The Wonder Ingredients
A US study titled A spoonful of lead – a 10-Year Look at Spices as a Potential Source of Lead Exposure found out that more than 50% of the spice samples they collected had a detectable lead. The wonder ingredients are being detected as dangerous components primarily because of manufacturers’ fault and adulteration in the process. The study found that lead concentration was exceptionally high in spices imported from Pakistan, India and Bangladesh.
Another study published in Pediatrics found that out of the 71 cultural powders and 86 spices present in 15 Indian speciality stores in the Boston area, about 25% of the food items contained more than one microgram of lead per gram of product.
Why Are Spices Contaminated With Lead?
Dr. Ipsita Mazumdar, a biochemistry professor at Kolkata’s KPC Medical College and Hospital, told the Guardian that the leading cause behind the high lead concentration in spices is the ‘food colouring’ that is contaminated with metallic-lead compounds. Dr. Mazumdar found out that to brighten the colour of spices, manufacturers add lead compounds to them.

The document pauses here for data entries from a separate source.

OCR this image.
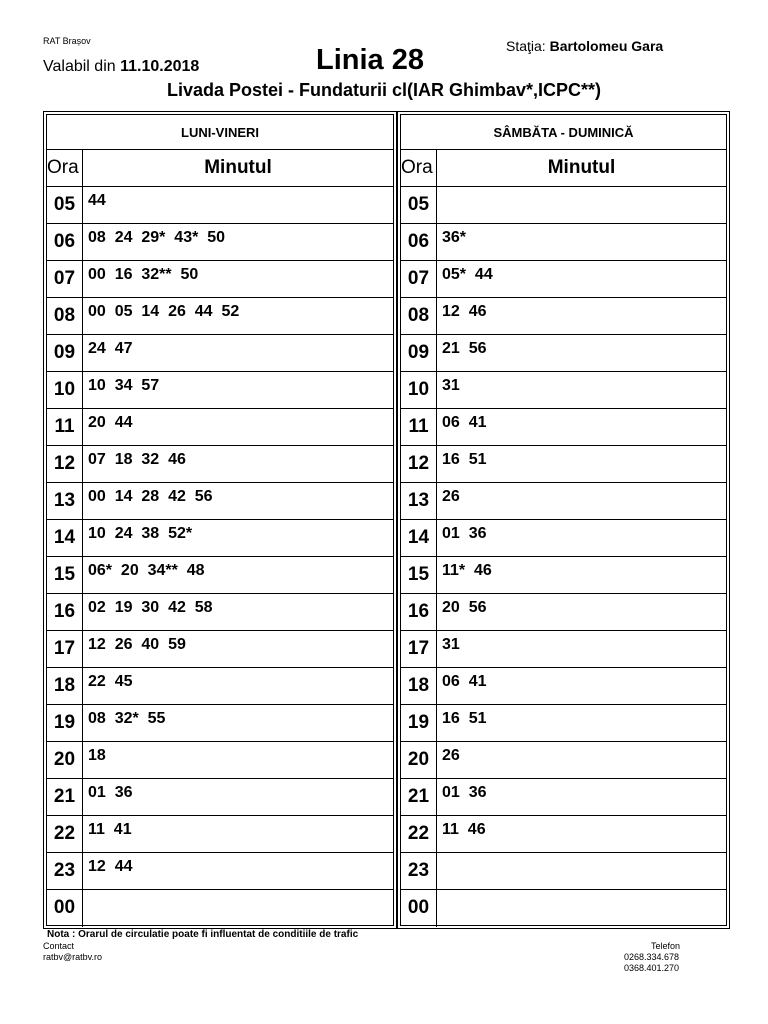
RAT Brașov
Valabil din 11.10.2018	Linia 28	Staţia: Bartolomeu Gara
Livada Postei - Fundaturii cl(IAR Ghimbav*,ICPC**)
LUNI-VINERI
Ora	Minutul
05 44
06 08  24  29*  43*  50
07 00  16  32**  50
08 00  05  14  26  44  52
09 24  47
10 10  34  57
11 20  44
12 07  18  32  46
13 00  14  28  42  56
14 10  24  38  52*
15 06*  20  34**  48
16 02  19  30  42  58
17 12  26  40  59
18 22  45
19 08  32*  55
20 18
21 01  36
22 11  41
23 12  44
00
SÂMBĂTA - DUMINICĂ
Ora	Minutul
05
06 36*
07 05*  44
08 12  46
09 21  56
10 31
11 06  41
12 16  51
13 26
14 01  36
15 11*  46
16 20  56
17 31
18 06  41
19 16  51
20 26
21 01  36
22 11  46
23
00
Nota : Orarul de circulatie poate fi influentat de conditiile de trafic
Contact
ratbv@ratbv.ro
Telefon
0268.334.678
0368.401.270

Like, in turmeric, to intensify its golden colour, ‘lead chromate’ is added to the natural herb. Or in the case of chilli powder, ‘lead oxide’ is put in for a rich red hue. While researchers identified small quantities of lead in the other examined spices, including curry powder, garam and chatted masalas, none showed such high contamination levels as turmeric and chilli.
Risks & Precautions
Lead exposure can be exceptionally damaging to children under the age of five. Severe prolonged poisoning cases can even lead to permanent cognitive and developmental damage, leading to long-term physical, mental and neurological damage.
According to the Mayo Clinic, lead poisoning can be tricky to detect — even people who appear healthy can have high blood levels of lead. Signs and traits usually don’t appear until serious amounts have accumulated.

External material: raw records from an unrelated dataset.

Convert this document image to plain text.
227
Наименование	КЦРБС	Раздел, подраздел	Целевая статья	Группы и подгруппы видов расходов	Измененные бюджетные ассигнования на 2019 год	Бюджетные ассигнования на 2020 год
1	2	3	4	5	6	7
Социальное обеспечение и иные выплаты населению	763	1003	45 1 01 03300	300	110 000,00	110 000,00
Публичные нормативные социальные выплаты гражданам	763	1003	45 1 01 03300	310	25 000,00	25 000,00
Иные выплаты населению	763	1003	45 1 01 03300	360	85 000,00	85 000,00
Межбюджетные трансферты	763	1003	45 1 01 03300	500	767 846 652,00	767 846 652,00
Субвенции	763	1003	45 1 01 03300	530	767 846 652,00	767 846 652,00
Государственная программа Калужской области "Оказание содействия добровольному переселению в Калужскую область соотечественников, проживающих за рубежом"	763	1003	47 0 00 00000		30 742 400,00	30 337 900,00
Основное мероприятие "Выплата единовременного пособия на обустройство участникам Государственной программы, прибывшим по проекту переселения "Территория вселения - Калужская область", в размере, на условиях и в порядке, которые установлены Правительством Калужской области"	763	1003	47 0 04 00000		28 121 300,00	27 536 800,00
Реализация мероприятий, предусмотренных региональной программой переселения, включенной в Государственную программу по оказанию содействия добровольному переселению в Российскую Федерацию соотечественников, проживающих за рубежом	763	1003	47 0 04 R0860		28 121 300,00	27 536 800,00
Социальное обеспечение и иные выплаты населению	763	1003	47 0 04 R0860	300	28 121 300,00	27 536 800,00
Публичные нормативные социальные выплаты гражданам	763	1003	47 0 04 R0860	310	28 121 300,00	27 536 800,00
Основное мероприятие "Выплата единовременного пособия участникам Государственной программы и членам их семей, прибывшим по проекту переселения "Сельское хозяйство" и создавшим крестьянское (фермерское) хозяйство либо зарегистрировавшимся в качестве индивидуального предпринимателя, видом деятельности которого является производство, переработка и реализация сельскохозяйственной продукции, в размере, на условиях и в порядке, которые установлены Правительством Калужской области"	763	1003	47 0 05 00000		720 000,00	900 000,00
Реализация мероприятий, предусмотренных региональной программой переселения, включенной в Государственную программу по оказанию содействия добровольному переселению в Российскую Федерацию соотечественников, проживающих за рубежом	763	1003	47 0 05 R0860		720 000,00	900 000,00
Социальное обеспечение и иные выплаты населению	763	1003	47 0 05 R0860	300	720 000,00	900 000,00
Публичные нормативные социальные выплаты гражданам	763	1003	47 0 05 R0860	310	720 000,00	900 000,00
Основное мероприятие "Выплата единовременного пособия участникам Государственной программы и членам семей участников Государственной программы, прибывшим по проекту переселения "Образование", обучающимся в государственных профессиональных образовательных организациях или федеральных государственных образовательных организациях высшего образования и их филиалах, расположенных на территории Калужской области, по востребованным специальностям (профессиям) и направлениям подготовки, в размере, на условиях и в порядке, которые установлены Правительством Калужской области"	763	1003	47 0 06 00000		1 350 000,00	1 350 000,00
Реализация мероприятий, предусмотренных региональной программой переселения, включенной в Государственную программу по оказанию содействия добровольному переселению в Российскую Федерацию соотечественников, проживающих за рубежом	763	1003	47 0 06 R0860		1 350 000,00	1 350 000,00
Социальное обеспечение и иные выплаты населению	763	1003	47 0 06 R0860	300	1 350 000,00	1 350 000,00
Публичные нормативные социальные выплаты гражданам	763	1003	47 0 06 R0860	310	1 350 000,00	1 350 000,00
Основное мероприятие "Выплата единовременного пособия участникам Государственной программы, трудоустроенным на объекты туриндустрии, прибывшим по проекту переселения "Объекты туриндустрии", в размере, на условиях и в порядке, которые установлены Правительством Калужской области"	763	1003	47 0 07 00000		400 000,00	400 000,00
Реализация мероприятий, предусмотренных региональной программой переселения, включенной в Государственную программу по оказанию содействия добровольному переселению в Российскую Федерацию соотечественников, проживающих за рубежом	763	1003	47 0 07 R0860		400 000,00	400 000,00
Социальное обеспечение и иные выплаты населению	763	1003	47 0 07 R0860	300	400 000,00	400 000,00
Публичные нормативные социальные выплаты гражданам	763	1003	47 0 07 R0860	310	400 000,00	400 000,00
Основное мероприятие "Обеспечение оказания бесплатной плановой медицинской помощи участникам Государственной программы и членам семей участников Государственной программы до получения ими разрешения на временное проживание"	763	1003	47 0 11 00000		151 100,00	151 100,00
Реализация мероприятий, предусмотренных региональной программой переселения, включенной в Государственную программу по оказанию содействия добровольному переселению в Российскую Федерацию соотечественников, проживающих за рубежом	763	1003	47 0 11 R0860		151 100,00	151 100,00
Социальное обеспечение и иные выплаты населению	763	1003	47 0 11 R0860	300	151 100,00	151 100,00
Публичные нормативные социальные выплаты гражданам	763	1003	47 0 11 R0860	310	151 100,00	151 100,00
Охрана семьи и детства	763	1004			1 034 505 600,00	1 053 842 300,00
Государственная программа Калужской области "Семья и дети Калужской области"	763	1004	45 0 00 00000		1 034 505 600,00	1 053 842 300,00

Exposure to the heavy metal from spice particles and car batteries is influencing child health across the subcontinent.
According to experts, lead poisoning can be treated in most cases by minimising the child’s exposure and ensuring that they consume a healthy diet with adequate iron, calcium and vitamin C as deficiencies in these can increase the absorption of lead by the body.

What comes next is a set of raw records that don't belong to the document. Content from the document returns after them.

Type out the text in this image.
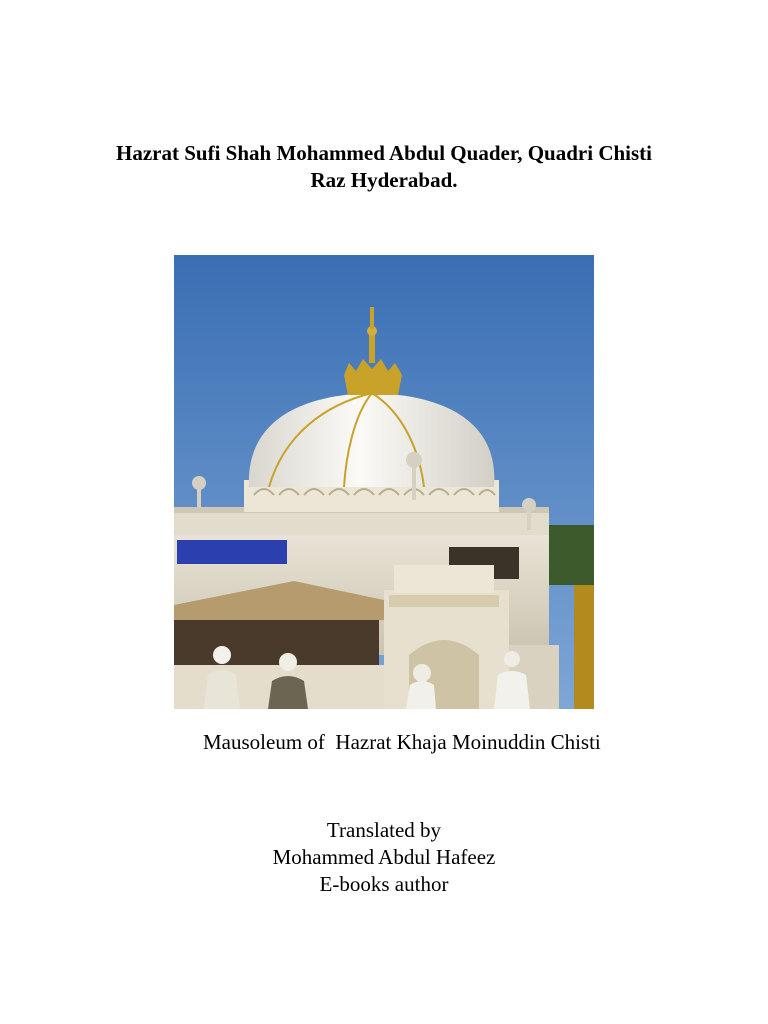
Hazrat Sufi Shah Mohammed Abdul Quader, Quadri Chisti
Raz Hyderabad.
Mausoleum of  Hazrat Khaja Moinuddin Chisti
Translated by
Mohammed Abdul Hafeez
E-books author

If this problem is not dealt with urgently, it could lead to several unprecedented events. A recent event highlighted the risks that lead poisoning can pose. The event was the outbreak of a mystery illness in early December in the south Indian city of Eluru. The severity of the illness was such that more than 560 people were hospitalised. While the recovery tended to be quick, one person lost his life fighting with this mystery disease.
Based on preliminary results by the All-India Institutes of Medical Sciences (AIIMS) and the National Environmental Engineering Research Institute (NEERI), which analysed blood samples from patients, Andhra Pradesh government mentioned that pesticide deposit in the water was the “main cause” for the illness.
The institution also reported high heavy metal content in local milk, while NEERI found dangerous mercury levels in surface water. While efforts towards eliminating prolonged lead poisoning are the need of the hour, the reality seems to be completely different. A 2020 study by UNICEF and the NGO Pure Earth concluded on a rather scary note.
Even after years of information about the damaging impacts, Richard Fuller, founder of Pure Earth, mentioned that “In data gathered over 15 years, we’ve found that India is the most affected” and the problem often comes from Indian spices and curry powders.
To make sure events similar to the Eluru mystery illness do not occur again, corporations will have to put the customer’s welfare and health over the prospects of high revenue. It is also a time for food authorities to introspect and improve testing to ensure that eatables that could cause significant damage to the consumers are not approved.